Ingredients:
- 5 large eggplants, sliced into rounds
- 8 potatoes, sliced into rounds
For the Meat Sauce:
- 800g ground beef
- 2 onions, chopped
- 1 carrot, grated
- 2-3 garlic cloves, chopped
- 5 ripe tomatoes, chopped
- 1 teaspoon sugar
- 1 cinnamon stick
- 50g wine
- 1 bay leaf
- Salt
- Pepper
- Sweet paprika
- Olive oil
For the Béchamel Sauce:
- 100g butter
- 100g flour
- 1 liter warm milk
- 100g kefalotyri cheese (or Parmesan)
- Nutmeg
- Salt
- Pepper
Instructions:
- Prepare the Vegetables:
Peel the potatoes, slice them, and lightly fry both the potatoes and eggplants. Place them on paper towels to absorb excess oil and set aside. - For the Meat Sauce:
- In a pot, heat the olive oil and sauté the ground beef. Spread the meat evenly in the pot without stirring constantly to allow it to brown well and retain its juices.
- Add the onions, garlic, and carrot; sauté for another 2-3 minutes.
- Add the tomatoes, sugar, bay leaf, salt, pepper, cinnamon stick, and wine. Let the alcohol evaporate for 2 minutes with the pot uncovered.

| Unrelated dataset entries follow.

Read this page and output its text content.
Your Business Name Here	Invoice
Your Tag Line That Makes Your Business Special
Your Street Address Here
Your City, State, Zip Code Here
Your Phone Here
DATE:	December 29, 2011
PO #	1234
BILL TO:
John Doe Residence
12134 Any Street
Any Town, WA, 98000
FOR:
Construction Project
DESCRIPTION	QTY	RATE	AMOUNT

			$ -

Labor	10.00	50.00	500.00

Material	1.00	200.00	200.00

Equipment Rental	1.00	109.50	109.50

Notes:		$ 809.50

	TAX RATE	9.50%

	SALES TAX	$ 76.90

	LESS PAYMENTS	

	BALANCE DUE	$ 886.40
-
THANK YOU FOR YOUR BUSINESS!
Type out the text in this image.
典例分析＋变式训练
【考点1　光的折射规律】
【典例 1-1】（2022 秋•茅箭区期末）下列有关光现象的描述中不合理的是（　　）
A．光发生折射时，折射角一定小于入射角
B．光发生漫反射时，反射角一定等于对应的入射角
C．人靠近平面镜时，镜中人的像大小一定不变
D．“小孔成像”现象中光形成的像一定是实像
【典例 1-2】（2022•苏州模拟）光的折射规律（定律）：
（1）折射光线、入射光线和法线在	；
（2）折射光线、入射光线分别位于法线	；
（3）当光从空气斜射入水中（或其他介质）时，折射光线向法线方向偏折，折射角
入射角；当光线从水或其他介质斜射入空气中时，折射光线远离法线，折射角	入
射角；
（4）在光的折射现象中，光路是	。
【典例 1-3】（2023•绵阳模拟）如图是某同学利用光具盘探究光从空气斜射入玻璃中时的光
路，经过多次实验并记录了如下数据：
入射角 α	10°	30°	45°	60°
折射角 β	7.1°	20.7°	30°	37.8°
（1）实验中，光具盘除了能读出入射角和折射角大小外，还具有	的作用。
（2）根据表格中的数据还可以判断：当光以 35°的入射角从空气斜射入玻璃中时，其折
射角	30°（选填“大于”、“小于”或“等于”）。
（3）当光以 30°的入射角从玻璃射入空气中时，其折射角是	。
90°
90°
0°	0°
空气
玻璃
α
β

- Cover the pot, reduce the heat, and simmer for 25 minutes until the sauce has absorbed most of the liquid.
- For the Béchamel Sauce:
- In a pot, melt the butter over medium heat. Add the flour and whisk continuously for a few minutes to cook the flour.
- Gradually add the warm milk, whisking well to prevent lumps. Continue stirring until the sauce thickens.
- Season with salt, pepper, nutmeg, and add the kefalotyri cheese, stirring to combine.
- Assembling the Moussaka:
- In a baking dish, arrange the potato slices in a single layer to cover the base.
- Layer the eggplants over the potatoes in the same way.
- Spoon the meat sauce over the eggplants and spread evenly.
- Finally, pour the hot béchamel sauce over the meat layer, spreading it evenly across the top.
- Baking:
- Preheat the oven to 180-190°C (350-375°F).
- Bake for 35-40 minutes, or until the top forms a golden crust.
Enjoy your moussaka warm with a golden, creamy topping!